I know your skeletal framework; every nook and cranny of your life; your indiscretions and laments. You were aped by these plastic people and I laughed; I wish to throw them your real columns but how to argue with tailenders who are already spinning out of their own radars?
Ophelia said it correctly. You are tired of your good life; you will never come for Mayon for what will it serve but revert to the waste of the past? It is redundant. They ape miserably and they are gritting their teeth for still being pulled down by decency.
Need I really go to Palawan and swim in their own fortresses? Shall I bring them their attendance cards; them whose idea of office is giving their manicured feet pampering while houses still need to get built? Oh, how they parade their mistresses using their benefactors' loot! while you, daughter, was busy writing your own debacles, out in the public, transparent as your lingerie. You could not hide your imperfections; you divulge them. That is the link that binds you with your siblings.
Remember the day you went to Church with the youngest; he who had found a way to magnetize his ears when the chorale went off bounds? Their lame proxies could never spot why the thread is strong and why you are still on top, along with the quilt.
I have seen your pairings. You stood behind people. And had sneaked things in between in silent explanation. I know your every scar, the false crease on your face.
I saw you and the youngest trailing your Mom in a mall (both your hands clasped) amid some senseless shouts. You two always looked dorky.
Your older sister even cocooned the flower in one of the metropolis' eatery filled with slackers. Had I not fed you with my own milk, I might be lost too. But sadly, I am not.
I have never heard you deconstruct anyone to forward yourself. You are hit the hardest because you know the most. Just keep the thought: I believe you. Oh, the bastions of confusions they sow for me to distrust you. But the soil had been planted; I had sired you from the beginning.

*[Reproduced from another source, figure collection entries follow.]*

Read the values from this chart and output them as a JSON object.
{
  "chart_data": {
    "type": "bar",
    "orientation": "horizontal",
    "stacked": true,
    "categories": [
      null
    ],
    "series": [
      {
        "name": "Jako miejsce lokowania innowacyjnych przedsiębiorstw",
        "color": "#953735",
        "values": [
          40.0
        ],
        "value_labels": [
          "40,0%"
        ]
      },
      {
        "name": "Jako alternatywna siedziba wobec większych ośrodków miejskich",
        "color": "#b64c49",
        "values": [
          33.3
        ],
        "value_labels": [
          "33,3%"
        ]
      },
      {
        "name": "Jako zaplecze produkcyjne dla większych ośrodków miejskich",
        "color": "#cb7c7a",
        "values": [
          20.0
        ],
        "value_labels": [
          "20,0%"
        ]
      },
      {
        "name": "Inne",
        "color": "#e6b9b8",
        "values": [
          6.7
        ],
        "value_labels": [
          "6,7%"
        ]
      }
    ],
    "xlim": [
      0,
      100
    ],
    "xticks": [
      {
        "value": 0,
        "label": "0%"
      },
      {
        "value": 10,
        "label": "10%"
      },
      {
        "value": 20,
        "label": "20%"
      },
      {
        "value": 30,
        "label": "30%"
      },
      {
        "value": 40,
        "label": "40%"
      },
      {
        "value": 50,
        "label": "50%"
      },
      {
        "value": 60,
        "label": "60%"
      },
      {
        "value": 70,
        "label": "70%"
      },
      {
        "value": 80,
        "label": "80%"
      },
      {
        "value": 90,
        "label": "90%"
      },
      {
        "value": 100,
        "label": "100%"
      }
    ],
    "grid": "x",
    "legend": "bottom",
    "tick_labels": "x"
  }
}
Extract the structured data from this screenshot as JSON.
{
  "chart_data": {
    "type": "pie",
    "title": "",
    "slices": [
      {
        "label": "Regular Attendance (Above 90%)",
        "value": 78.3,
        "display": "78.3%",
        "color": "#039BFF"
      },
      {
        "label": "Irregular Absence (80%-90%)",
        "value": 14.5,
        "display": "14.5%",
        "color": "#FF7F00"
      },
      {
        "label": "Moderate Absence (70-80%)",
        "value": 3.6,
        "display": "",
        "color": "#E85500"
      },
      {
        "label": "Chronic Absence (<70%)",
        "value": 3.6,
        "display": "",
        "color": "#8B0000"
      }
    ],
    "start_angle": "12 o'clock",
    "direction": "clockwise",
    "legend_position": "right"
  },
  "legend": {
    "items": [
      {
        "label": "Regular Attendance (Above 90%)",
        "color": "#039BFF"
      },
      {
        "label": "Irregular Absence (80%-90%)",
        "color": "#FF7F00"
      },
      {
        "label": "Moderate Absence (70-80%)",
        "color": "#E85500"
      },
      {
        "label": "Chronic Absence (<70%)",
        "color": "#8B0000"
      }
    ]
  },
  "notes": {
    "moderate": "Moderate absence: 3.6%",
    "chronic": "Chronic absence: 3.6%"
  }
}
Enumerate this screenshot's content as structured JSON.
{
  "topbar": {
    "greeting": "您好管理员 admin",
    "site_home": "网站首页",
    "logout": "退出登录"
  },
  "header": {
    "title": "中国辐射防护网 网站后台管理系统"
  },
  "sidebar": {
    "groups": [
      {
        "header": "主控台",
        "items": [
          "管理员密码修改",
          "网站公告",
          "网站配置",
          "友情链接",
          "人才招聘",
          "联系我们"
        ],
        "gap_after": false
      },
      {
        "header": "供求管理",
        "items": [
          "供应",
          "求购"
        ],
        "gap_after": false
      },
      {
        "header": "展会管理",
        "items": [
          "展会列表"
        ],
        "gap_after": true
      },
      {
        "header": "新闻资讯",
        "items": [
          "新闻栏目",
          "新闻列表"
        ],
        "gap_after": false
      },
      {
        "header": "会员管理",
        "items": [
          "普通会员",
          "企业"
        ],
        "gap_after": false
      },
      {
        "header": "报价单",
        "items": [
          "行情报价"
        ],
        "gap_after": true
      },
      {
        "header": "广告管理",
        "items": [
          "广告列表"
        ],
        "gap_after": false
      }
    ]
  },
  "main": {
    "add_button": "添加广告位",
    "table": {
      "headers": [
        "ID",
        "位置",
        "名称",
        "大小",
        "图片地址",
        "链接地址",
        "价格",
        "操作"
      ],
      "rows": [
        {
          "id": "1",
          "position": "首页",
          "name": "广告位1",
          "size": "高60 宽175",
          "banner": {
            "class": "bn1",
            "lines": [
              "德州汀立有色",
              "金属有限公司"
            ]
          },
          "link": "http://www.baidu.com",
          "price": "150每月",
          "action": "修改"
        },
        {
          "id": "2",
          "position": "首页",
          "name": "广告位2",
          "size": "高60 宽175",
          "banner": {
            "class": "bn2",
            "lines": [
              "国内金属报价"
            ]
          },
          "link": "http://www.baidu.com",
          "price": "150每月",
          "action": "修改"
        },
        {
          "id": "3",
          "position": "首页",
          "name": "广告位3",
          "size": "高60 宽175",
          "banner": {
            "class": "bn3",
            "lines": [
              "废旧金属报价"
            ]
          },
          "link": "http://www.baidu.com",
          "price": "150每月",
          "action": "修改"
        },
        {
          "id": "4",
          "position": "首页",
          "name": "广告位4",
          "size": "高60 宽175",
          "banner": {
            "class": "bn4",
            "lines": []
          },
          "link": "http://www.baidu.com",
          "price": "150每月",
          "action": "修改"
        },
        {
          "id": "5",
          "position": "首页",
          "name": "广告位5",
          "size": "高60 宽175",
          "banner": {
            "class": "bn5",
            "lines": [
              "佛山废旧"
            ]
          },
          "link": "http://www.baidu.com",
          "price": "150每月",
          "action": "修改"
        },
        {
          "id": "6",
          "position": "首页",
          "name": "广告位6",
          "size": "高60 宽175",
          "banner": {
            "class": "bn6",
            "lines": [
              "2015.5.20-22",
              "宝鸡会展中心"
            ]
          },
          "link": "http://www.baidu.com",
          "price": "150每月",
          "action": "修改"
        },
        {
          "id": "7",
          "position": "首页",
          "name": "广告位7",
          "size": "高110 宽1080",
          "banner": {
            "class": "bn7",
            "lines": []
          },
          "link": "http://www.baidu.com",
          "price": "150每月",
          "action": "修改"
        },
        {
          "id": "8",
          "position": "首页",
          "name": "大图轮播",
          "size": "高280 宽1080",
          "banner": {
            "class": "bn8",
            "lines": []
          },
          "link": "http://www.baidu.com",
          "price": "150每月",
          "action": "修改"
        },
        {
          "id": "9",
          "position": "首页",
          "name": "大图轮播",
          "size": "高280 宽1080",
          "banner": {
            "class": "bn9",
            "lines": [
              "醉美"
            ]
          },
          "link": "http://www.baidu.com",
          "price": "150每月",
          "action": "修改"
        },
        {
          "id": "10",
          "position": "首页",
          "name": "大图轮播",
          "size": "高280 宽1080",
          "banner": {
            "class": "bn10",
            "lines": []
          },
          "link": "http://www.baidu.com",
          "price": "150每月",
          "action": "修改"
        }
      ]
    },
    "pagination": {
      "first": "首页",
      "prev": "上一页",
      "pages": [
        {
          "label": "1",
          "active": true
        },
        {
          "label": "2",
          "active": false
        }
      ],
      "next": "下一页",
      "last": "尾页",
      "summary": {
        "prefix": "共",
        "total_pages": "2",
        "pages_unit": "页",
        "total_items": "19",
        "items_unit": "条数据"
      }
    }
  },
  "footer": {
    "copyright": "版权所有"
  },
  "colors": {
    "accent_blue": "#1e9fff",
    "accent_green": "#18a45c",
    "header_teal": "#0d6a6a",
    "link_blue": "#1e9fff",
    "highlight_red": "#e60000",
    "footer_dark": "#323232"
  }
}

I have heard and listened to the kids you had produced creatively (which them bitters likewise wanted to discredit). But I have interacted with them; these kids had greatly transformed; I saw who handled them. I am dumbfounded as to the source of intelligence this time around.
Hey, your retard brother must be doing something right to have brought out the wonderful demeanors in them.
You are loved.
By the way, I really know the youngest. Like you, he had been cloned but I know him. Life is Huge, according to my picture of him. His circle always remembers my stories. I know it when he is mad, it is always out in the open; it is not a put-on. He shares his upsized cups of sodas with the girls and when I asked the shared one why, she said: "It is cheaper!" He does simple things like cajoling your mother once to join Singles for Christ as a prank.
Thank you kids for giving your mother a kiss everytime she gets out from a frenzied rant. It always gets her goat. I know your real voices; you, daughter, sound like a Chipmunk when truly excited.
Even your good deeds are being shredded. But then; what have they shown for themselves? Barren fields? They could not even manufacture genuine fun.
Remember, the youngest always manages to utter "I DID THAT" when he is wrong but he never says "I DID THAT" when he does something right.
Where is your spot now daughter? That is a comfortable place. Give my hugs to your crazy brother; a pinch off the old block. His eyes kind of twinkle like his mother , don't you think?